CONCLUSIONS: There is a need for further research into key determinants of reimbursement decisions in Europe and the development of drug access models that can effectively address and overcome costs and effectiveness uncertainties.
OBJECTIVE: We aimed to review the evidence concerning factors associated with the reimbursement decision or Health Technology Agency recommendation of oncology drugs in Europe.
METHODS: A systematic literature search was performed in two databases from inception to august 2023. Screening and data extraction were performed by pairs.
RESULTS: Thirteen articles were included and encompassed data from 11 nations. Seven articles showed that cost-effective (C-E) drugs and lower Incremental Cost-Effectiveness Ratios (ICERs) had higher likelihood of reimbursement. Disease severity might influence the reimbursement decision with financial agreements. Improvement in clinical outcomes, substantial clinical benefit (p < 0.01) or overall survival gains (p < 0.05) were positively associated. Orphan drug designation impact varies between countries but positive decisions are usually achieved under specific conditions. Clinical and C-E uncertainty frequently led to reimbursement with financial agreements or outcomes-based conditions.

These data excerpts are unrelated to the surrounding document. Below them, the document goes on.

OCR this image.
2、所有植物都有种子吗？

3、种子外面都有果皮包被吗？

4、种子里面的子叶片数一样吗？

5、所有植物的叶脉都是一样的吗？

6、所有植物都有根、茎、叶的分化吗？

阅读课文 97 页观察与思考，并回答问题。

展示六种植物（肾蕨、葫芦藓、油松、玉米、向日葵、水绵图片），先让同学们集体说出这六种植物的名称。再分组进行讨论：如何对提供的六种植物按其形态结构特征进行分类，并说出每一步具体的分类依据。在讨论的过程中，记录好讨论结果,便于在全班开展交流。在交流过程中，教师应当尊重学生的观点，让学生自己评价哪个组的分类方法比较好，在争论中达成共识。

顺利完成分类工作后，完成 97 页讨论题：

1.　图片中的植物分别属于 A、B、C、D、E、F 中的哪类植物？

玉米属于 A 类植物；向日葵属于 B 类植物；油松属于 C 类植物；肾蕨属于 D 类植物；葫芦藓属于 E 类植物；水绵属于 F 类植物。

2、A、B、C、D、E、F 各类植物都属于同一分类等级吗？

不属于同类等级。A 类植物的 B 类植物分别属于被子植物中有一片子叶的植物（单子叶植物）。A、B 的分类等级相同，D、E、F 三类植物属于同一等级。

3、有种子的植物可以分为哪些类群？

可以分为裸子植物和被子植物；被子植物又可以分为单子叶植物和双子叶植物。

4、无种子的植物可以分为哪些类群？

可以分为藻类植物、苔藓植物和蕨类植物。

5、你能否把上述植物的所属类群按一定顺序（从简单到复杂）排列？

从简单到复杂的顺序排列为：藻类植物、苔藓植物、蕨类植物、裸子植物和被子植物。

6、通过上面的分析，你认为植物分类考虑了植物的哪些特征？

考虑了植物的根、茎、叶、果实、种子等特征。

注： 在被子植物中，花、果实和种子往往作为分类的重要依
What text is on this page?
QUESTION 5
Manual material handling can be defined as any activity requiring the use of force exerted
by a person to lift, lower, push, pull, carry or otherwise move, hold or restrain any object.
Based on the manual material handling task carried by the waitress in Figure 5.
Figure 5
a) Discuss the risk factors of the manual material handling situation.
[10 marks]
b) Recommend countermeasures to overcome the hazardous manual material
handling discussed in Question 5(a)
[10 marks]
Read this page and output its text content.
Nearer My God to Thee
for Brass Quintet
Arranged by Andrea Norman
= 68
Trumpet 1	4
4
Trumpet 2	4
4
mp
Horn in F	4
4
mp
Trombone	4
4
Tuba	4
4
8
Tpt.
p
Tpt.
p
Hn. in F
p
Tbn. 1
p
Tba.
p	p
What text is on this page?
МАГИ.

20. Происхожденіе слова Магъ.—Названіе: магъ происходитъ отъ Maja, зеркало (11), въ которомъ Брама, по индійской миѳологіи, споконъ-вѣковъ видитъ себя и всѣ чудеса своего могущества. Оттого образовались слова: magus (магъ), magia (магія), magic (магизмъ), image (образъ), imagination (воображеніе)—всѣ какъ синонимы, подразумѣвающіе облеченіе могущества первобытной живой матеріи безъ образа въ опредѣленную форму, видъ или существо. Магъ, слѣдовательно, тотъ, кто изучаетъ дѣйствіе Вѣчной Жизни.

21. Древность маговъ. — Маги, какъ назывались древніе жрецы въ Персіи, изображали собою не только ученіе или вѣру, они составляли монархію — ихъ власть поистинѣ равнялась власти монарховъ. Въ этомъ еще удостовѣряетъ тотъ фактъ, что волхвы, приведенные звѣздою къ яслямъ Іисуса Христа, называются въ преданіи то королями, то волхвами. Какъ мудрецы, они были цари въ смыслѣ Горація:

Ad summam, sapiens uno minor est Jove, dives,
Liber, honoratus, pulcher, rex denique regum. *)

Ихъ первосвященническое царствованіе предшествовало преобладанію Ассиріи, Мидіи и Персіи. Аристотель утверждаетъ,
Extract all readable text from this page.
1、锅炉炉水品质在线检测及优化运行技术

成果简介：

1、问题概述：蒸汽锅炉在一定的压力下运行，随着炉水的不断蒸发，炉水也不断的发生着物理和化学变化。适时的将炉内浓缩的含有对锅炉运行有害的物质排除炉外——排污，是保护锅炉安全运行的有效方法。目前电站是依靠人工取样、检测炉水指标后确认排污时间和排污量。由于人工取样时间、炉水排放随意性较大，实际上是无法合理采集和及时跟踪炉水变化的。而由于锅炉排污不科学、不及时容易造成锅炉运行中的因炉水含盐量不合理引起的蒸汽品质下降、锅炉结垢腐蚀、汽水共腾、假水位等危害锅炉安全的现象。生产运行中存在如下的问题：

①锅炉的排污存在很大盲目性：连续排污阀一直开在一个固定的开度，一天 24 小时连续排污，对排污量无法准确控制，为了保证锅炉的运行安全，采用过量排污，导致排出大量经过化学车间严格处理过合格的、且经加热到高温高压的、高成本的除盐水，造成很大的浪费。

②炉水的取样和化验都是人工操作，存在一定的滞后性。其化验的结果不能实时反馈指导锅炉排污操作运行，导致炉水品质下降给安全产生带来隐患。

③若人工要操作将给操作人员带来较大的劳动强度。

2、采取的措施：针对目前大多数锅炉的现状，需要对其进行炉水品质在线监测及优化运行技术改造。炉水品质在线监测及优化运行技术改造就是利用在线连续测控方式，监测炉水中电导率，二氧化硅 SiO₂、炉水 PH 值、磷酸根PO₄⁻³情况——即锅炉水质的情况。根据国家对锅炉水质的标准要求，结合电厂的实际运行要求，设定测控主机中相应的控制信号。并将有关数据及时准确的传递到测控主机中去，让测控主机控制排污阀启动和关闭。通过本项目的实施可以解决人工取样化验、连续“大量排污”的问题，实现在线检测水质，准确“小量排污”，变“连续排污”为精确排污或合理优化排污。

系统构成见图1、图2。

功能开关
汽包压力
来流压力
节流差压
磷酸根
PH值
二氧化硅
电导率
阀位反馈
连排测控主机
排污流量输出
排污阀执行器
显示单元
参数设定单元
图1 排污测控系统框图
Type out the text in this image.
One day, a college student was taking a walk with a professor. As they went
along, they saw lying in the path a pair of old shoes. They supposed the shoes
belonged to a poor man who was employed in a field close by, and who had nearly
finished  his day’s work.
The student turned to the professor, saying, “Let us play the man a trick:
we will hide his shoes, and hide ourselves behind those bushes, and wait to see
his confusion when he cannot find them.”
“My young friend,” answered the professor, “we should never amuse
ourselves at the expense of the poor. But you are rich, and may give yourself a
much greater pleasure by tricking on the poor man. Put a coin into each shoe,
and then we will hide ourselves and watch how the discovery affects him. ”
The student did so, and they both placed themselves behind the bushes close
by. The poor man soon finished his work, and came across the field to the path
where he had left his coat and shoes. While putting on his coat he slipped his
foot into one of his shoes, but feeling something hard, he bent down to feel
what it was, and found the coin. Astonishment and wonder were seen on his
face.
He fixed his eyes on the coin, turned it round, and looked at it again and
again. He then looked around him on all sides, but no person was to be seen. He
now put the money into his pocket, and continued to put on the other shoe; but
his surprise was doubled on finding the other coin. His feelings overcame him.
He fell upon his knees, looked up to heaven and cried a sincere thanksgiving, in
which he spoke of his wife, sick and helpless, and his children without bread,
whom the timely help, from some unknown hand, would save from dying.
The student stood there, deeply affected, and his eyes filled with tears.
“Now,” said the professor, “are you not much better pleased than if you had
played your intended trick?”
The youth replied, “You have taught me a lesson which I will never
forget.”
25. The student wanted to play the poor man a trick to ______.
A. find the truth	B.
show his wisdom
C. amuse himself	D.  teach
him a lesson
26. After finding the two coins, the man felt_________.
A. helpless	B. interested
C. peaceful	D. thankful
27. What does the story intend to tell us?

Sociodemographic factors as: social health insurance system, higher Gross Domestic Product and larger elderly population were positively associated with reimbursement (p < 0.01).
CONCLUSIONS: There is a need for further research into key determinants of reimbursement decisions in Europe and the development of drug access models that can effectively address and overcome costs and effectiveness uncertainties.
摘要:
背景:欧洲肿瘤药物的报销过程发生在一个复杂的决策过程中,成员国之间存在差异。国家之间的区别引发了社会辩论,因为有必要平衡获得药品和卫生系统的可持续性。
目的:我们旨在审查与欧洲肿瘤药物的报销决定或卫生技术署推荐相关因素的证据。
方法:从开始到2023年8月,在两个数据库中进行了系统的文献检索。成对地进行筛选和数据提取。
结果:纳入了13篇文章,涵盖了来自11个国家的数据。七篇文章表明,具有成本效益的(C-E)药物和较低的成本效益增量比(ICER)具有较高的报销可能性。疾病的严重程度可能会影响财务协议的报销决定。临床结果的改善,显著的临床获益(p<0.01)或总生存期增加(p<0.05)呈正相关.孤儿药物指定的影响因国家而异,但积极的决定通常是在特定条件下实现的。临床和C-E不确定性经常导致通过财务协议或基于结果的条件进行报销。社会人口因素:社会医疗保险制度,较高的国内生产总值和较大的老年人口与报销呈正相关(p<0.01)。
结论:需要进一步研究欧洲报销决定的关键决定因素,并开发能够有效解决和克服成本和有效性不确定性的药物获取模型。
目的:我们旨在审查与欧洲肿瘤药物的报销决定或卫生技术署推荐相关因素的证据。
方法:从开始到2023年8月,在两个数据库中进行了系统的文献检索。成对地进行筛选和数据提取。
结果:纳入了13篇文章,涵盖了来自11个国家的数据。七篇文章表明,具有成本效益的(C-E)药物和较低的成本效益增量比(ICER)具有较高的报销可能性。疾病的严重程度可能会影响财务协议的报销决定。临床结果的改善,显著的临床获益(p<0.01)或总生存期增加(p<0.05)呈正相关.孤儿药物指定的影响因国家而异,但积极的决定通常是在特定条件下实现的。临床和C-E不确定性经常导致通过财务协议或基于结果的条件进行报销。社会人口因素:社会医疗保险制度,较高的国内生产总值和较大的老年人口与报销呈正相关(p<0.01)。
结论:需要进一步研究欧洲报销决定的关键决定因素,并开发能够有效解决和克服成本和有效性不确定性的药物获取模型。